The failure mode is understandable. The team is under pressure to show that the system is working. A dashboard with a score gives stakeholders something to look at. “Our LLM-as-judge gives us 87% quality” sounds like progress. The problem is that the 87% is measuring something the team defined before they knew what “quality” actually meant for this system, under the conditions this system actually encounters. The score is real; what it represents is often not.
The sequence that actually works starts before any measurement. It starts with traces — raw conversations, actual inputs and outputs from the system in production or in controlled testing. It starts with reading them. A lot of them. Not sampling for patterns that match a pre-existing taxonomy; reading them openly, looking for things that feel wrong before you can articulate why they’re wrong. This is what experienced practitioners call error analysis, and it’s the step that most teams skip because it doesn’t produce a deliverable.
Error analysis produces a failure taxonomy. After reading enough traces, patterns emerge: specific categories of output that are wrong in specific ways. The system consistently fails on cross-referential queries. It hedges excessively when the user wants a direct answer. It confabulates specific details when the retrieval step returns low-relevance context. The taxonomy is specific to your system, your users, your deployment context. It doesn’t transfer from someone else’s evaluation framework.
Only after the taxonomy is established does measurement become useful.

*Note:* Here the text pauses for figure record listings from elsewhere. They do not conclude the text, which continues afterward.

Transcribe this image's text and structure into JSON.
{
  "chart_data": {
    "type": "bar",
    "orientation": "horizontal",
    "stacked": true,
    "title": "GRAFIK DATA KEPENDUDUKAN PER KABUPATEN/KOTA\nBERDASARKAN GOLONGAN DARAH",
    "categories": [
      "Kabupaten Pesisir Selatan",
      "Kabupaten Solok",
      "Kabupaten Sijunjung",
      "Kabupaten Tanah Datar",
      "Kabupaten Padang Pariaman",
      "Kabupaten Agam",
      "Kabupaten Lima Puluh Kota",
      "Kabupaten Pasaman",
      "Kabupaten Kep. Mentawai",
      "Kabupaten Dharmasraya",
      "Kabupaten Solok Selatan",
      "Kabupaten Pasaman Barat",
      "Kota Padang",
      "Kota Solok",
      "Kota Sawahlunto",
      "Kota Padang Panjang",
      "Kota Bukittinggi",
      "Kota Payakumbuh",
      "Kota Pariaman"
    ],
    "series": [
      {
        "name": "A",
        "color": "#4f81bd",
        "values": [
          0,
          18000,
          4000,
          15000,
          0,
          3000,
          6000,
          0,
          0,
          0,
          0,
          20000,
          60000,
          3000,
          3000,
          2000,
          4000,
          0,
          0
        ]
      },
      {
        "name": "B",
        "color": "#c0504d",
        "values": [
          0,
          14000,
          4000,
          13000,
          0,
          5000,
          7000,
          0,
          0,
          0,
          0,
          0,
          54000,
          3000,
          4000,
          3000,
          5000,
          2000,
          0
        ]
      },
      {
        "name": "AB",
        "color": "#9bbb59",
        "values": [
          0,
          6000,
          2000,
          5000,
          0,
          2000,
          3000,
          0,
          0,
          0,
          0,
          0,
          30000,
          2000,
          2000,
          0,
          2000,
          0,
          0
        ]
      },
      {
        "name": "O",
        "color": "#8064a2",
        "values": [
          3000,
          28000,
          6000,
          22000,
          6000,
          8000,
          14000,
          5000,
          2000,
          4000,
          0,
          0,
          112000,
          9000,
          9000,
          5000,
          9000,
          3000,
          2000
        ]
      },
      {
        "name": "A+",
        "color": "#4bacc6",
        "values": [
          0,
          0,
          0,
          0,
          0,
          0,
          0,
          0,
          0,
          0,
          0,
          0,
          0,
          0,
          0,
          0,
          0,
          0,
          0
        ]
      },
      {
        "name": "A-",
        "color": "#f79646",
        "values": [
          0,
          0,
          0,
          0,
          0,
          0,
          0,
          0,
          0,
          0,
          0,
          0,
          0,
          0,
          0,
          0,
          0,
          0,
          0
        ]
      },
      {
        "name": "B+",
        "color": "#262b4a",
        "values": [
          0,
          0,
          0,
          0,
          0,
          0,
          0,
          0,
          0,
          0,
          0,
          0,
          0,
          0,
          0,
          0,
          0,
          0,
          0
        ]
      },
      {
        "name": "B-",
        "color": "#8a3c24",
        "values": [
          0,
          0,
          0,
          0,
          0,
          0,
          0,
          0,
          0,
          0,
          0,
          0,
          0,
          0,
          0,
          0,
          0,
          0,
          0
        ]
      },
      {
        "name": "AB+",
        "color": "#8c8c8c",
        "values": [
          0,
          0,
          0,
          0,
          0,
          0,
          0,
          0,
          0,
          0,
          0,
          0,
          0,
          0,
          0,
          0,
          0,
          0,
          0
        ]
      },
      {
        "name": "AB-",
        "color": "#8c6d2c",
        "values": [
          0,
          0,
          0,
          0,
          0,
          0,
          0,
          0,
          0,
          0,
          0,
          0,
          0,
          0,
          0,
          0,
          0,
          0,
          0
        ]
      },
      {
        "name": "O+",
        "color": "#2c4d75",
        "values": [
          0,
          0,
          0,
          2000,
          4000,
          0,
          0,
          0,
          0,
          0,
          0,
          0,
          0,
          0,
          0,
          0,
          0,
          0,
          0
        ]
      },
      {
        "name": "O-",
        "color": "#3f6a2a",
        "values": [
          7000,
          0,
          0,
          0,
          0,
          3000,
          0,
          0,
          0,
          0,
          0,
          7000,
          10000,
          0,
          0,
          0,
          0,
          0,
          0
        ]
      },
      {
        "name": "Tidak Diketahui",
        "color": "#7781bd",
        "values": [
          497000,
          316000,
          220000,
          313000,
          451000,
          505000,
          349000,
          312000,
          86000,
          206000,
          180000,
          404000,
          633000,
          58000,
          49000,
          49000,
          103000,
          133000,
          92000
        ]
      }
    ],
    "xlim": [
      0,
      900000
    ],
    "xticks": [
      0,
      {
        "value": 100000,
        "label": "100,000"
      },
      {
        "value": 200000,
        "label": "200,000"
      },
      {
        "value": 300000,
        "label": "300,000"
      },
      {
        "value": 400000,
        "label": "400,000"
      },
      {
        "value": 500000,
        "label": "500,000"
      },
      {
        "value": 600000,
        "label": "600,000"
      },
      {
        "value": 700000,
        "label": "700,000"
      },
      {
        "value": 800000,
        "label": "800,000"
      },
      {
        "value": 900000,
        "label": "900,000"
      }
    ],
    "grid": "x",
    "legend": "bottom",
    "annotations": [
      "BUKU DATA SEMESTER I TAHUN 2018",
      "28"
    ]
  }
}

The evaluation metric should be a measurement of the failure modes you’ve observed — not a general quality score, but a specific probe: how often does the system confabulate specific details when retrieval confidence is low? How does the hedge rate compare across different user intent categories? The metric has a clear interpretation because it was designed to measure something you’ve actually seen.

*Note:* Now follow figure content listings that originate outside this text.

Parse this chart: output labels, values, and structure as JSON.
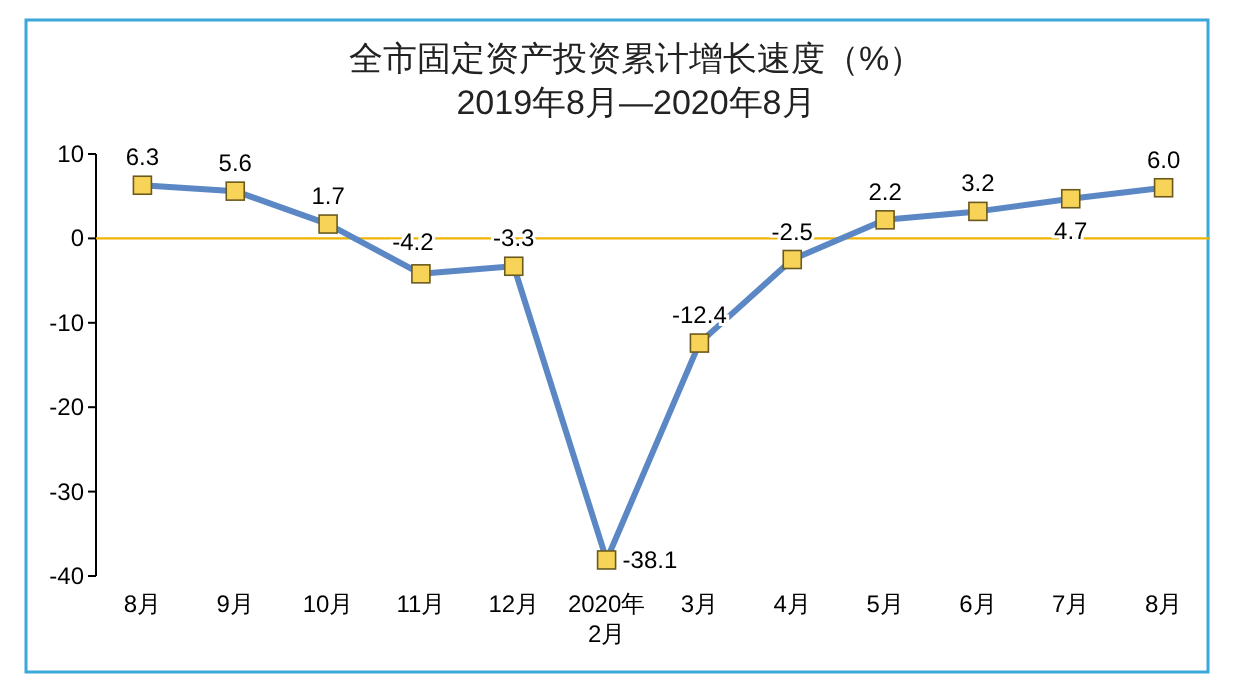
{
  "chart_data": {
    "type": "line",
    "title": "全市固定资产投资累计增长速度（%）",
    "subtitle": "2019年8月—2020年8月",
    "categories": [
      "8月",
      "9月",
      "10月",
      "11月",
      "12月",
      "2020年\n2月",
      "3月",
      "4月",
      "5月",
      "6月",
      "7月",
      "8月"
    ],
    "series": [
      {
        "color": "#5b87c5",
        "values": [
          6.3,
          5.6,
          1.7,
          -4.2,
          -3.3,
          -38.1,
          -12.4,
          -2.5,
          2.2,
          3.2,
          4.7,
          6.0
        ]
      }
    ],
    "value_labels": [
      "6.3",
      "5.6",
      "1.7",
      "-4.2",
      "-3.3",
      "-38.1",
      "-12.4",
      "-2.5",
      "2.2",
      "3.2",
      "4.7",
      "6.0"
    ],
    "ref_lines": [
      {
        "axis": "y",
        "value": 0,
        "color": "#f0b400"
      }
    ],
    "ylim": [
      -40,
      10
    ],
    "yticks": [
      -40,
      -30,
      -20,
      -10,
      0,
      10
    ],
    "grid": false,
    "marker": "square",
    "line_style": "solid"
  }
}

This sequence — observe, categorise, then measure — is systematically undervalued because each step is less legible than the one that follows it. Error analysis produces notes and categories, not a score. A taxonomy is harder to present to stakeholders than a dashboard. The discipline of doing the observational work before instrumenting it feels inefficient when the team could be building evaluators.
But the teams that skip to measurement first end up optimising for the metric rather than for the failure. They build evaluation frameworks that are internally consistent, beautifully instrumented, and measuring things that don’t correspond to the failure modes that actually matter. They improve their scores without improving their systems, which is the most demoralising possible outcome for an evaluation programme.
The related failure: treating LLM-as-judge as an oracle rather than an instrument. A language model judge is a scaled version of the humans who calibrated it. It encodes their concept of quality for the cases they evaluated. It generalises imperfectly to cases that differ from the calibration set — especially rare failures, adversarial inputs, and the long tail of user behaviour that doesn’t appear frequently in early production data. Using a judge that was calibrated on a specific set of examples to certify that the full system is working is a sampling problem: you’ve validated the judge on cases you’ve seen; you’re using it on cases you haven’t.
The practical implication is simple: don’t trust an LLM judge on failure modes you haven’t used to calibrate it. When a new failure mode appears — as they will, in any system with real users — add examples of it to the calibration set before the judge is used to evaluate it at scale.
None of this makes AI evaluation frameworks unnecessary. Systematic measurement is genuinely valuable, and the teams that have built rigorous evaluation infrastructure consistently outperform the ones that haven’t. The point is that the value comes from measurement that’s grounded in what the system actually does wrong, which requires doing the observational work first.
P.S. The fastest shortcut to better evals: spend two hours reading raw traces before building anything. The failure categories that emerge from that reading will be more useful than anything a generic evaluation framework can provide. The discipline is to do this before building the dashboard, not after.